Tesla ist derzeit noch der einzige Hersteller, der seine Autos ähnlich wie Computer oder Mobiltelefone regelmäßig durch automatische Software-Patches „frisiert“ und auf diese Weise jung hält. Aber auch andere Hersteller denken über eine Fern-Wartung ihrer Autos nach.

Schließlich wächst die Zahl der Fahrzeuge, die bereits ab Werk einen drahtlosen Internetzugang besitzen: Connectivity wird nicht nur für junge Autokäufer immer wichtiger. Über Mobilfunk erhält der Fahrer permanent hochaktuelle Verkehrsinformationen für den Navigationsrechner, auf Wunsch auch Börseninformationen oder die Preise der nächstgelegenen Tankstelle.

Noch viele Hürden für selbstfahrende Autos

Auf dem gleichen Wege könnte ein Fahrzeughersteller theoretisch problemlos aber auch die Software für das Motormanagement verändern. Volkswagen muss seine Dieselfahrzeuge mit erhöhten Stickoxid-Emissionen für ein Software-Update noch umständlich in die Werkstatt zurückrufen – weil die Autos bis zu zehn Jahre alt sind und noch über keinen Internet-Zugang haben, aber auch, weil das Software-Update erst vom Kraftfahrt-Bundesamt kontrolliert und genehmigt werden musste.

„Sicherheit geht vor Bequemlichkeit und Schnelligkeit“, mahnt TÜV-Rheinland-Chef Fübi.

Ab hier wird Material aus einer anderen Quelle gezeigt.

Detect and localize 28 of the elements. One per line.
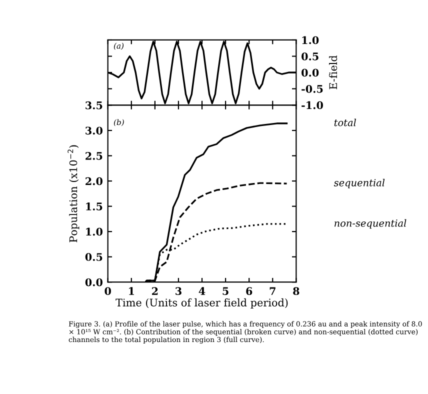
y-tick-label: 1.5 [86, 202, 102, 210]
y-tick-label: 3.5 [86, 101, 102, 110]
y-tick-label: 0.5 [85, 253, 102, 261]
y-axis-title: E-field [329, 55, 338, 90]
text: total [334, 118, 356, 126]
y-axis-title: Population (x10$^{−2}$) [68, 145, 80, 242]
y-tick-label: 0.5 [302, 52, 318, 60]
x-axis-title: Time (Units of laser field period) [116, 298, 288, 309]
y-tick-label: 0.0 [302, 68, 319, 77]
x-tick-label: 0 [104, 287, 111, 296]
y-tick-label: 1.0 [86, 228, 103, 236]
x-tick-label: 8 [293, 287, 300, 296]
text: non-sequential [334, 219, 406, 229]
x-tick-label: 6 [246, 287, 252, 296]
x-tick-label: 4 [198, 287, 206, 295]
x-tick-label: 1 [129, 287, 134, 295]
x-tick-label: 5 [222, 287, 228, 296]
x-tick-label: 3 [176, 287, 182, 296]
x-tick-label: 2 [152, 287, 158, 295]
y-tick-label: 3.0 [86, 126, 103, 135]
y-tick-label: -0.5 [302, 84, 323, 93]
y-tick-label: 2.5 [86, 152, 102, 160]
text: sequential [334, 178, 385, 188]
y-tick-label: 2.0 [86, 177, 103, 186]
y-tick-label: 0.0 [85, 278, 103, 286]
y-tick-label: 1.0 [302, 36, 319, 44]
y-tick-label: -1.0 [302, 101, 323, 110]
x-tick-label: 7 [270, 287, 276, 295]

Das gelte vor allem dann, wenn Software-Updates Auswirkungen auf die Assistenzsysteme des Fahrzeugs haben, auf Techniken, die das Auto in der Spur halten oder den Abstand zu anderen Verkehrsteilnehmern regulieren.

Mercedes etwa bietet zwar ebenfalls automatische Aktualisierungen der Betriebssysteme an. Aufgespielt werden können diese Computerprogramme bislang allerdings nur in der Werkstatt – wo sie anschließend auch auf ordnungsgemäße Funktion getestet werden. Auch Toyota hat aus Sicherheitsbedenken bislang davon abgesehen, automatische Updates über das Mobilfunknetz direkt ins Fahrzeug zu übertragen. Eine Rolle spielte dabei sicher auch die Sorge, dass Hacker den gleichen Weg wählen und von außen Kontrolle über das Fahrzeug erlangen könnten. Erst im Sommer vergangenen Jahres war es Software-Experten in den USA gelungen, über das Infotainment-System des Autos einen Chrysler-Geländewagen zu „hacken“ und aus der Ferne lahm zu legen. Eine Horrorvorstellung für jeden Sicherheits-Experten.

TÜV-Vorstand Fübi fordert deshalb die Autoindustrie auf, die Betriebssoftware nicht nur für das Motormanagement, sondern auch für die Assistenzsysteme offen zu legen. Bislang hatten die Fahrzeughersteller dies abgelehnt – unter Hinweisen auf den Designschutz und aus Sorge, Kriminelle könnten die Daten dann leicht manipulieren. Nach „Dieselgate“, dem von kriminellen Ingenieuren verursachten VW-Abgasskandal, sollte dieses Argument nicht mehr ziehen.